Israel’s Jobless Rate Below OECD Average, but Real Wages Have Fallen

Real wages rose 0.4% in the OECD on average last year, compared to a 0.2% decline in Israel.

David Bachar

Income inequality in Israeli exceeds the average for members states of the Organization for Economic Cooperation and Development, and salaries in the country have actually declined in real terms since 2000, according to a report issued by the organization on Wednesday.

“Unemployment will remain well above its pre-crisis levels next year in most OECD countries, despite modest declines over the rest of 2014 and in 2015,” Employment Outlook 2014 says, referring to the partial recovery the economies have made since the global financial crisis of 2008. The average jobless rate across the OECD was 7.3% in July, compared to 8.5% in October 2009.

Unemployment is expected to continue to decline over the next 18 months, the report said, from 7.4% in mid-2014 to 7.1% at the end of 2015.
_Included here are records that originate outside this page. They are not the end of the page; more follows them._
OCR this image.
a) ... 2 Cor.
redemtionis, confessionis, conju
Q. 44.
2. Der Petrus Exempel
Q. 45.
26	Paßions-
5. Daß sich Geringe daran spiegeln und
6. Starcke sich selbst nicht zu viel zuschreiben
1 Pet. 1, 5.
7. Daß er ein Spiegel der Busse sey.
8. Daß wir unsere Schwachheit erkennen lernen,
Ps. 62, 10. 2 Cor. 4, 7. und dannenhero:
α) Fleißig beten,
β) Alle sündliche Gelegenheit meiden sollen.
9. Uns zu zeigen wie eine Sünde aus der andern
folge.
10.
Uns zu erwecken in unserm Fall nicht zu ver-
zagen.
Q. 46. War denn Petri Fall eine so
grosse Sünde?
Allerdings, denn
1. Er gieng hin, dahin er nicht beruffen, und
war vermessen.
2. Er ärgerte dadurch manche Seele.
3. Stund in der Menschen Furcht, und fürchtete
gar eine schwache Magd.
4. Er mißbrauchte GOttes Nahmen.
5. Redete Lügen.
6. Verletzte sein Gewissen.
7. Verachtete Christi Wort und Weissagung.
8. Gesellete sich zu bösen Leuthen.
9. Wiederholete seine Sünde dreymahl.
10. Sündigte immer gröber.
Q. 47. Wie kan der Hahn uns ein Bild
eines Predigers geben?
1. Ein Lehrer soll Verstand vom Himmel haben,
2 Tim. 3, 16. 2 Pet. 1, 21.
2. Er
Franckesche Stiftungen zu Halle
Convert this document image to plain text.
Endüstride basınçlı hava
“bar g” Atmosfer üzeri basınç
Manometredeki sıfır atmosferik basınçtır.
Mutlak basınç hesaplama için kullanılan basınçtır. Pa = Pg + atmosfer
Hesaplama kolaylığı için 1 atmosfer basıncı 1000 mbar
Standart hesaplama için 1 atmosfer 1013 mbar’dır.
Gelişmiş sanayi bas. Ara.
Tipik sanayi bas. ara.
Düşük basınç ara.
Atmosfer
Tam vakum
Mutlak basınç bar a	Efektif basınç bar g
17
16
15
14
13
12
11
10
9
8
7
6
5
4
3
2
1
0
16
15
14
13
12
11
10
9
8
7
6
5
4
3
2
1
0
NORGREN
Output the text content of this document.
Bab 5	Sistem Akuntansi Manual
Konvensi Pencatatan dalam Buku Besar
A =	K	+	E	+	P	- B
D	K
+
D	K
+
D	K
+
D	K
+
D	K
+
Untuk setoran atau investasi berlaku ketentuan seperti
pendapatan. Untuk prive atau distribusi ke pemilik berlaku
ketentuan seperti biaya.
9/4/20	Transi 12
At 6% in the last quarter, Israel’s jobless rate is below the OECD. The report says the rate will remain stable for the rest of the year and decline to 5.7% in 2015.

Real wages rose 0.4% in the OECD on average last year, compared to a 0.2% decline in Israel.

Prof. Avi Ben Bassat, a former Finance Ministry director general, says the report is overly optimistic in regard to Israel. Not only does it not take into account the effects of Operation Protective Edge, but it is more optimistic than the forecast issued by the Bank of Israel before the fighting began in the Gaza Strip, he says. For instance, the OECD forecasts economic growth of 3.2% for the year, while Israel’s central bank said growth will be just 2.9%, or 2.6% excluding the natural-gas sector.

However, the OECD figures on declining real salaries are consistent with Bank of Israel figures, says Ben Bassat, noting that the central bank found that salaries declined 1% in real terms between 2000 and 2013.

“This is a worrying development, since given the productivity figures we’d expect to see an increase in real salaries, particularly when the economy is growing. This means that the pie is being divided in a problematic manner,” he said.

Seeing salaries decline in real terms over 13 years is rare phenomenon, he added.

The good news is that unemployment has declined since 2000, from 8.8% to 6.2%, and workforce participation has increased from 54% to 63% over that period as well, he added.

“That’s a huge jump,” he said, adding that it is also taking people less time to find work on average.

This means that the statistics regarding average salaries now include more people, but the fruits of their labor are also being divided among more people, he noted.

However, the real salary data may be misleading, adds Prof. Omer Moav of the Interdisciplinary Center in Herzliya. “It’s important to remember that the declining average doesn’t mean that workers currently in the workforce are necessarily earning less, but that the decline stems from new people joining the workforce [at lower salaries].” Many of the workforce’s newest members are contract workers, Arab women and ultra-Orthodox Jews, who tend to earn less than average.

Too many workers in OECD nations are being hired on a temporary basis, and this is slowing economic recovery, it adds. Israel is one of three OECD states, together with Canada and the United States, without laws in place giving labor rights to long-term temporary employees.

The OECD recommends increasing regulatory oversight of temporary employment contracts while easing restrictions on dismissing permanent employees.